Perfect Scoundrels (Heist Society #3)(62)
“We heard already,” Uncle Felix said, with a shake of his head. “Tough break, sweetheart, but don’t worry. We’re on it.”
“They’re going to tip the FBI to watch the bank. We can’t hit the bank.” Kat was repeating herself but she didn’t know how to stop. She couldn’t have run this con if her life depended on it. And in a way, Kat knew, it did.
Uncle Eddie stood by his stove. He said nothing and heard everything, and not for the first time in Kat’s life, she would have given anything to know what he was thinking. But he just ladled soup into a bowl and pulled off a chunk of fresh bread and placed the meal before her.
She felt six years old again, safe and warm, sitting at the grown-ups’ table with the men who had raised her. Family. Kat was among her family, and Hale was out in the cold. When Felix reached to butter her bread, Kat felt her eyes go moist, and she couldn’t take it anymore. She pushed out of her chair and stepped toward the door.
“Hey, kiddo,” Uncle Sal said. “Where ya going?”
Kat had to stop and look at them all. They were older, wiser. Crankier. At some point in the past dozen or so years, the hairlines had become a little thinner and the middles a little thicker. Her whole life, the men at that table had been teaching, guiding, protecting her at every step along the way. They were there to do it again, no matter what the consequences. It was time, Kat felt, to return the favor.
“I’m going to end it.”
No one asked what she was doing. Not a soul told her not to go. It was her job, her con, her call. So the next step, they all knew, was hers.
“Katarina.” Uncle Eddie’s voice stopped her at the door. “I’ll be here when you get back.”
When Kat walked out of the subway station, it was just starting to rain. The cold wind stung her skin. Fat drops clung to her lashes, water running down her cheeks with every blink until she had no idea whether or not she might be crying. She walked on, instinct and intuition guiding her steps until she found the building and went inside, as if there were never any doubt that she belonged.
The lock was easy enough to handle. The security code she already knew. So the hard part, as always, was the waiting. She sat silently in the dark, the Manhattan shadows looming all around her. And when the door began to open, she wasn’t even a little bit afraid. After all, she was perfectly accustomed to being inside a man’s world and in way over her head.
Kat flipped on the light and watched the man throw his hands up to shield his eyes as she said, “Did I scare you? Oh, I hope I didn’t scare you.…”
Garrett didn’t say anything, but the rise and fall of his chest was more than answer enough.
“Mr. Garrett!” A burly man appeared in the doorway behind him, and in a flash was moving in Kat’s direction. “Hands up,” he told her.
“Easy, big guy,” Kat said. “Mr. Garrett and I are old friends, isn’t that right?”
“Do you know her?” the goon asked, and Kat watched Garrett consider the question. Did he know her? Did anyone, really?
Then he waved the goon away and said, “She’s okay. I think. But you might want to…check her or something.”
“Hands up,” the goon told her again.
“Really, you’re going to need to buy me dinner first,” Kat said, but she went ahead and raised her hands and let the goon pat her down.
“She’s clean,” the man told his boss, then stepped back and stood at attention.
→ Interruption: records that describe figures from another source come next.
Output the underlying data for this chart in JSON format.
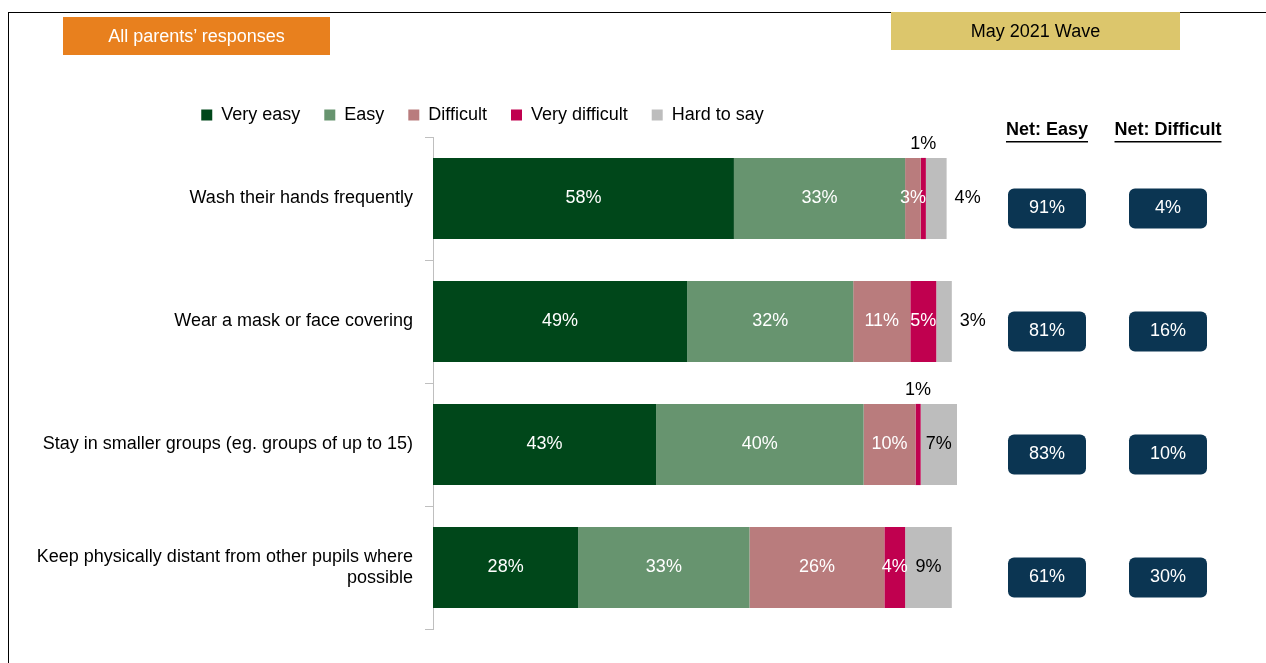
{
  "chart_data": {
    "type": "bar",
    "orientation": "horizontal",
    "stacked": true,
    "legend": "top",
    "grid": false,
    "categories": [
      "Wash their hands frequently",
      "Wear a mask or face covering",
      "Stay in smaller groups (eg. groups of up to 15)",
      "Keep physically distant from other pupils where possible"
    ],
    "series": [
      {
        "name": "Very easy",
        "color": "#00471a",
        "values": [
          58,
          49,
          43,
          28
        ],
        "value_labels": [
          "58%",
          "49%",
          "43%",
          "28%"
        ]
      },
      {
        "name": "Easy",
        "color": "#67946f",
        "values": [
          33,
          32,
          40,
          33
        ],
        "value_labels": [
          "33%",
          "32%",
          "40%",
          "33%"
        ]
      },
      {
        "name": "Difficult",
        "color": "#b97c7d",
        "values": [
          3,
          11,
          10,
          26
        ],
        "value_labels": [
          "3%",
          "11%",
          "10%",
          "26%"
        ]
      },
      {
        "name": "Very difficult",
        "color": "#c0004f",
        "values": [
          1,
          5,
          1,
          4
        ],
        "value_labels": [
          "1%",
          "5%",
          "1%",
          "4%"
        ]
      },
      {
        "name": "Hard to say",
        "color": "#bdbdbd",
        "values": [
          4,
          3,
          7,
          9
        ],
        "value_labels": [
          "4%",
          "3%",
          "7%",
          "9%"
        ]
      }
    ],
    "annotations": [
      "All parents’ responses",
      "May 2021 Wave",
      "Net: Easy",
      "Net: Difficult",
      "91%",
      "4%",
      "81%",
      "16%",
      "83%",
      "10%",
      "61%",
      "30%"
    ]
  }
}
Garrett nodded, comfortable with the power that comes from hired muscle and an underage target. Kat knew just how powerless she was supposed to be in that moment. She felt it in every one of her underaged, undersized bones. But she couldn’t bring herself to tremble. She knew too well what she had to do.
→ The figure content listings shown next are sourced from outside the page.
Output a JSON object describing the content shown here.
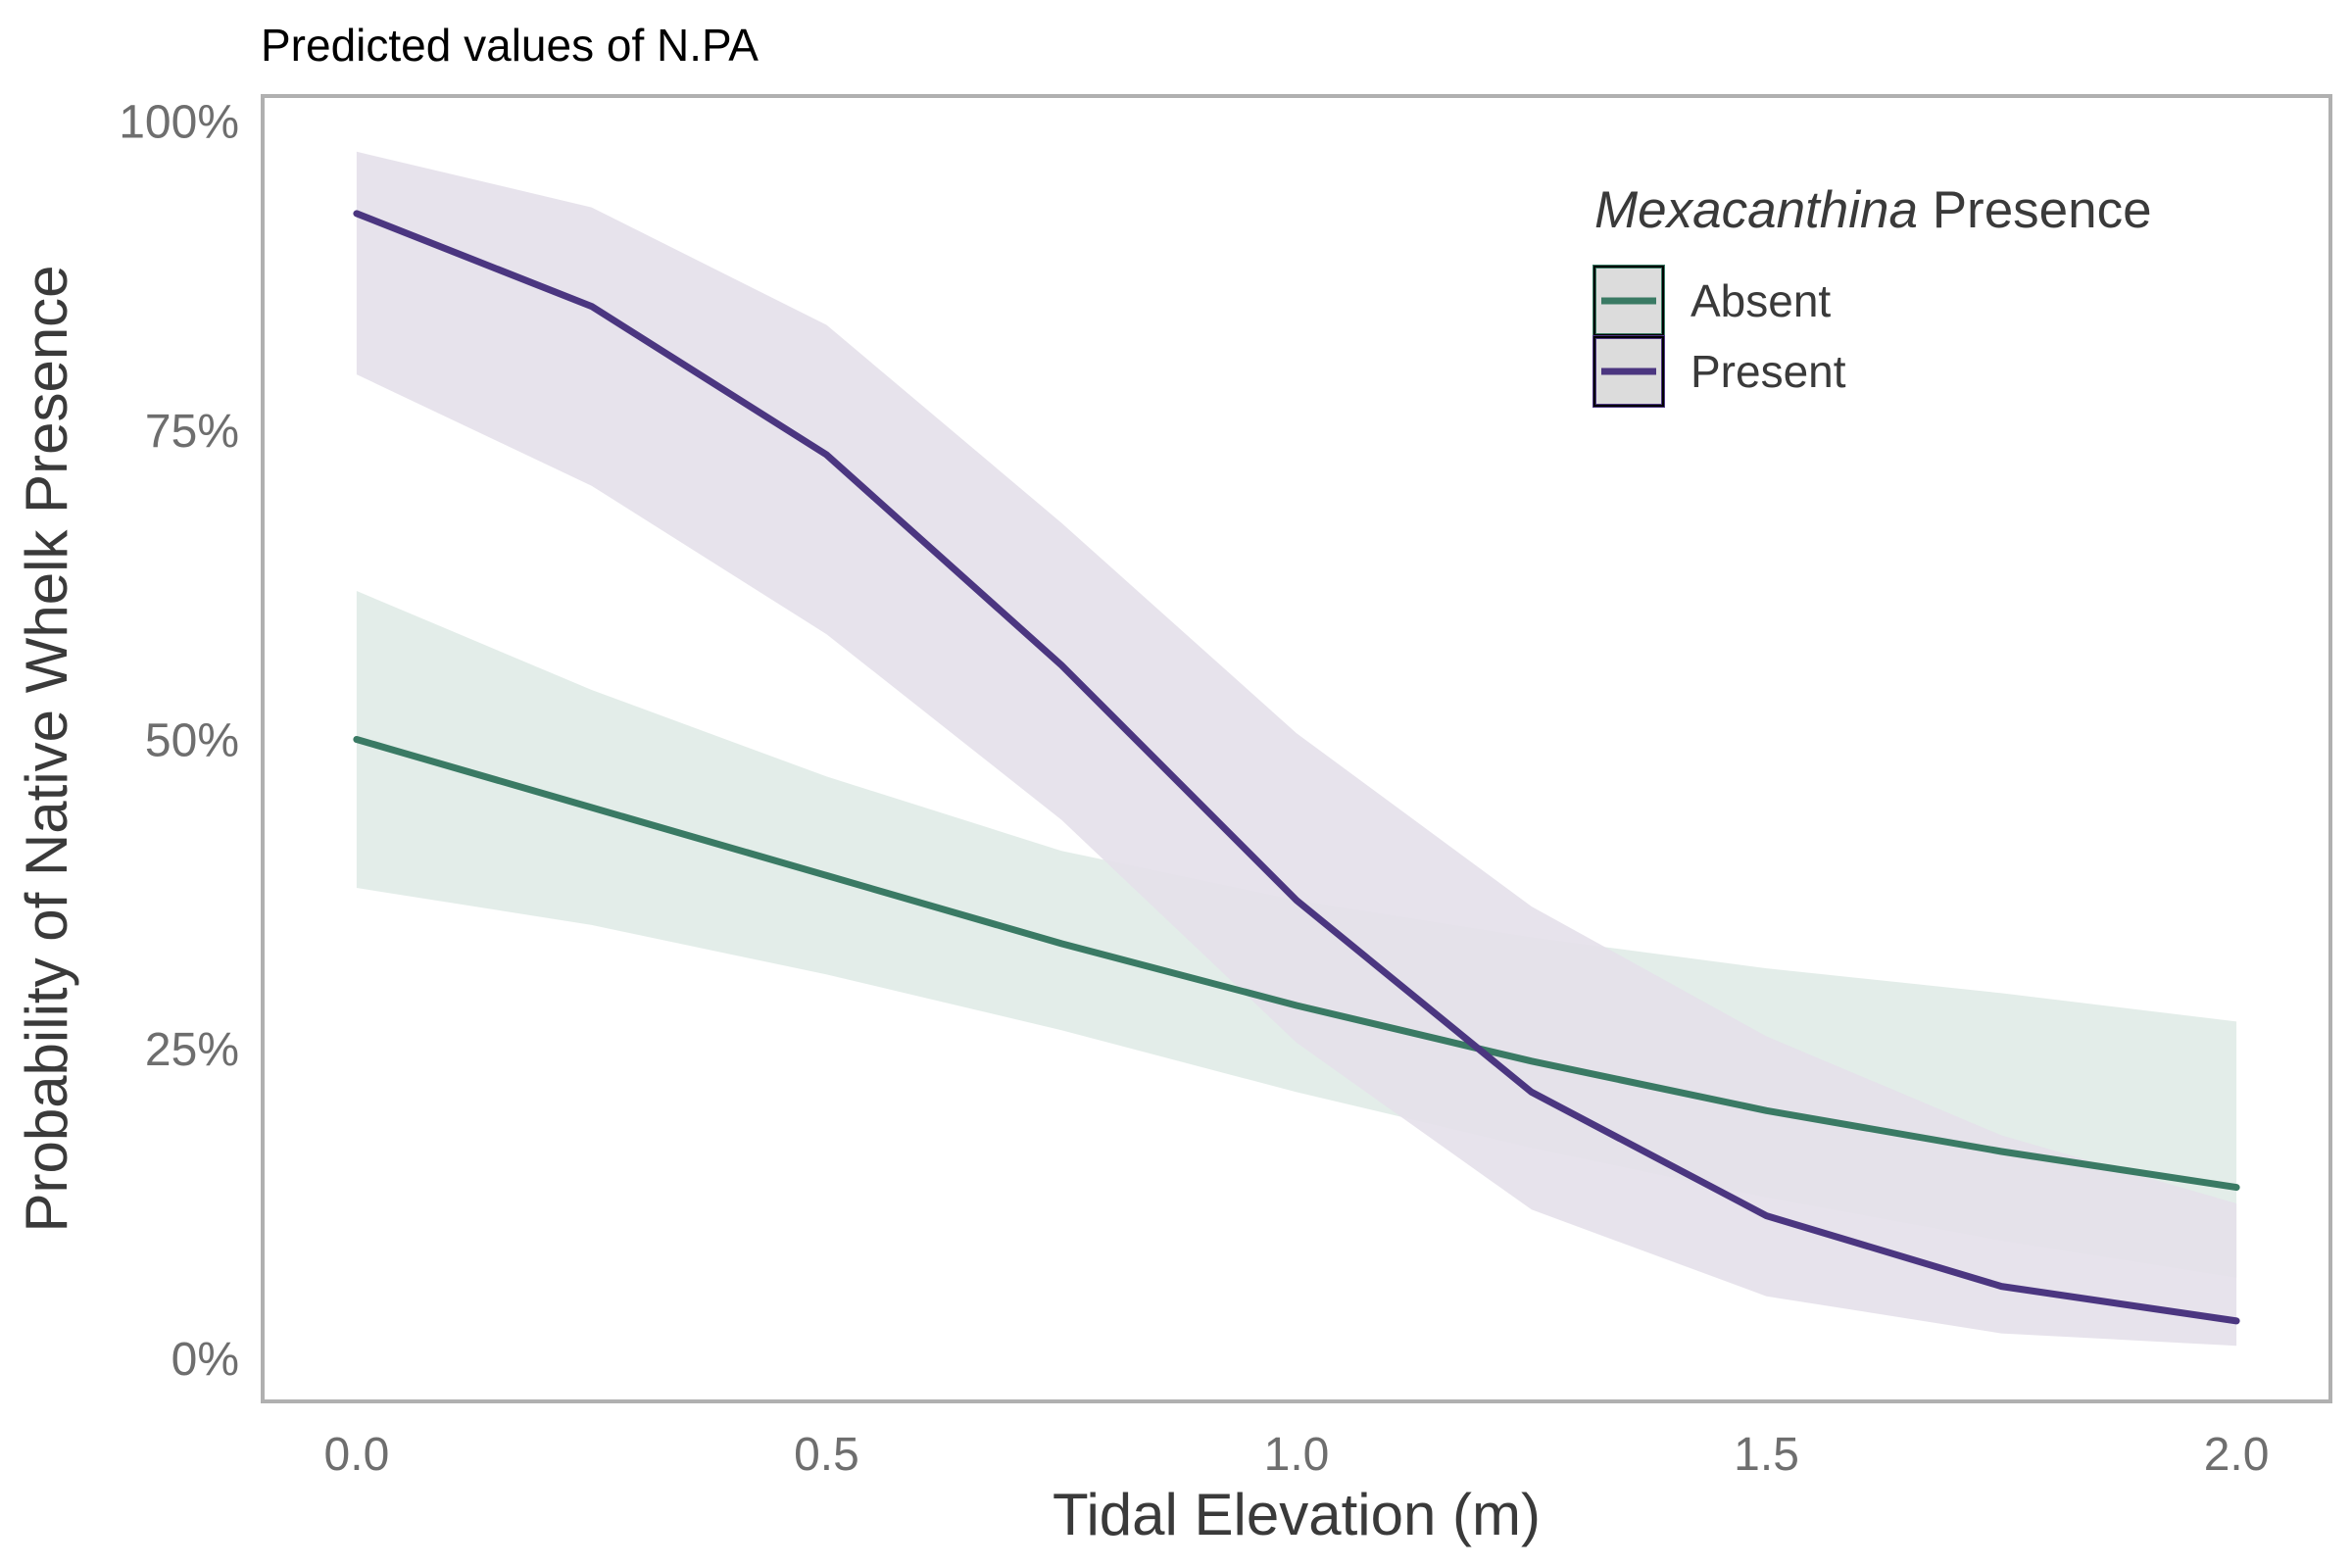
{
  "chart_data": {
    "type": "line",
    "title": "Predicted values of N.PA",
    "xlabel": "Tidal Elevation (m)",
    "ylabel": "Probability of Native Whelk Presence",
    "xlim": [
      -0.1,
      2.1
    ],
    "ylim": [
      -0.035,
      1.02
    ],
    "x_ticks": [
      0,
      0.5,
      1,
      1.5,
      2
    ],
    "x_tick_labels": [
      "0.0",
      "0.5",
      "1.0",
      "1.5",
      "2.0"
    ],
    "y_ticks": [
      0,
      0.25,
      0.5,
      0.75,
      1
    ],
    "y_tick_labels": [
      "0%",
      "25%",
      "50%",
      "75%",
      "100%"
    ],
    "grid": false,
    "legend": {
      "title_italic": "Mexacanthina",
      "title_rest": " Presence",
      "position": "top-right"
    },
    "x": [
      0,
      0.25,
      0.5,
      0.75,
      1.0,
      1.25,
      1.5,
      1.75,
      2.0
    ],
    "series": [
      {
        "name": "Absent",
        "color": "#3a7a64",
        "fill_color": "#e0ebe7",
        "values": [
          0.5,
          0.445,
          0.39,
          0.335,
          0.285,
          0.24,
          0.2,
          0.167,
          0.138
        ],
        "lower": [
          0.38,
          0.35,
          0.31,
          0.265,
          0.215,
          0.17,
          0.13,
          0.095,
          0.065
        ],
        "upper": [
          0.62,
          0.54,
          0.47,
          0.41,
          0.37,
          0.34,
          0.315,
          0.295,
          0.272
        ]
      },
      {
        "name": "Present",
        "color": "#4b3680",
        "fill_color": "#e4e0ea",
        "values": [
          0.925,
          0.85,
          0.73,
          0.56,
          0.37,
          0.215,
          0.115,
          0.058,
          0.03
        ],
        "lower": [
          0.795,
          0.705,
          0.585,
          0.435,
          0.255,
          0.12,
          0.05,
          0.02,
          0.01
        ],
        "upper": [
          0.975,
          0.93,
          0.835,
          0.675,
          0.505,
          0.365,
          0.26,
          0.18,
          0.125
        ]
      }
    ]
  }
}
“You hired a bodyguard, Mr. Garrett.” She threw her hands to her chest and sounded especially girlie when she told him, “All for little ol’ me. I’m flattered.”
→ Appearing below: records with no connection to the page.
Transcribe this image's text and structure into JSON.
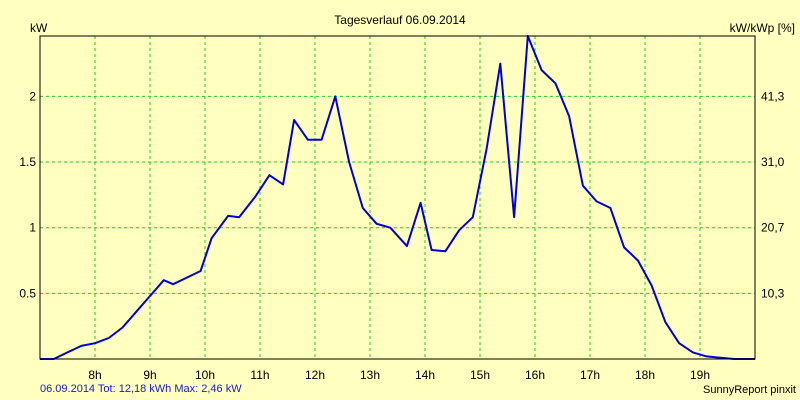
{
  "chart_data": {
    "type": "line",
    "title": "Tagesverlauf 06.09.2014",
    "ylabel_left": "kW",
    "ylabel_right": "kW/kWp [%]",
    "ylim": [
      0,
      2.46
    ],
    "yticks_left": [
      "0.5",
      "1",
      "1.5",
      "2"
    ],
    "yticks_left_values": [
      0.5,
      1,
      1.5,
      2
    ],
    "yticks_right": [
      "10,3",
      "20,7",
      "31,0",
      "41,3"
    ],
    "yticks_right_values": [
      0.5,
      1,
      1.5,
      2
    ],
    "xlim": [
      7.0,
      20.0
    ],
    "xticks": [
      "8h",
      "9h",
      "10h",
      "11h",
      "12h",
      "13h",
      "14h",
      "15h",
      "16h",
      "17h",
      "18h",
      "19h"
    ],
    "xticks_values": [
      8,
      9,
      10,
      11,
      12,
      13,
      14,
      15,
      16,
      17,
      18,
      19
    ],
    "grid": true,
    "line_color": "#0000dd",
    "grid_color": "#22cc22",
    "series": [
      {
        "x": [
          7.0,
          7.25,
          7.5,
          7.75,
          8.0,
          8.25,
          8.5,
          8.75,
          9.0,
          9.25,
          9.42,
          9.67,
          9.92,
          10.12,
          10.42,
          10.62,
          10.92,
          11.17,
          11.42,
          11.62,
          11.87,
          12.12,
          12.37,
          12.62,
          12.87,
          13.12,
          13.37,
          13.67,
          13.92,
          14.12,
          14.37,
          14.62,
          14.87,
          15.12,
          15.37,
          15.62,
          15.87,
          16.12,
          16.37,
          16.62,
          16.87,
          17.12,
          17.37,
          17.62,
          17.87,
          18.12,
          18.37,
          18.62,
          18.87,
          19.12,
          19.37,
          19.62,
          20.0
        ],
        "y": [
          0.0,
          0.0,
          0.05,
          0.1,
          0.12,
          0.16,
          0.24,
          0.36,
          0.48,
          0.6,
          0.57,
          0.62,
          0.67,
          0.92,
          1.09,
          1.08,
          1.24,
          1.4,
          1.33,
          1.82,
          1.67,
          1.67,
          2.0,
          1.5,
          1.15,
          1.03,
          1.0,
          0.86,
          1.19,
          0.83,
          0.82,
          0.98,
          1.08,
          1.6,
          2.25,
          1.08,
          2.46,
          2.2,
          2.1,
          1.85,
          1.32,
          1.2,
          1.15,
          0.85,
          0.75,
          0.56,
          0.28,
          0.12,
          0.05,
          0.02,
          0.01,
          0.0,
          0.0
        ]
      }
    ]
  },
  "footer": {
    "left": "06.09.2014 Tot: 12,18 kWh Max: 2,46 kW",
    "right": "SunnyReport pinxit"
  }
}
“Come, Kat. Surely you know that a man in my position requires some additional…insurance,” he said, then studied her. “Why are you smiling?”
“No reason.” Kat shrugged. “Your type of bad never really understands how to protect yourself against my type of bad. That’s all.”
“You are a talented girl,” he said.
“You’re not the first man to tell me that.” She looked the attorney up and down. “The other guy was scarier. But at least he didn’t pretend he wasn’t a killer.”
“I don’t know what you’re talking about.”
“Oh, I think you do. You didn’t pull a trigger, but Hazel is dead because of you, and I know it. And I’m not the only one.”
“So…” Garrett walked into the small kitchen, opened a bottle, and poured himself a drink. “You’re here to…what? Warn me? Make a deal? Ask for a cut?”
“No, thank you.”
“I have no problem with you or your family, Miss Bishop. This was never about your family.”
“Hale is my family.”
Garrett gave a sickly sweet smile and put the cap back on the bottle. “That’s nice. But as I was saying, it’s not about you. Your father and your uncle and…whoever those other people are…they aren’t a part of this. I have nothing against you and yours. The good people at Interpol, however—I can’t speak for them.”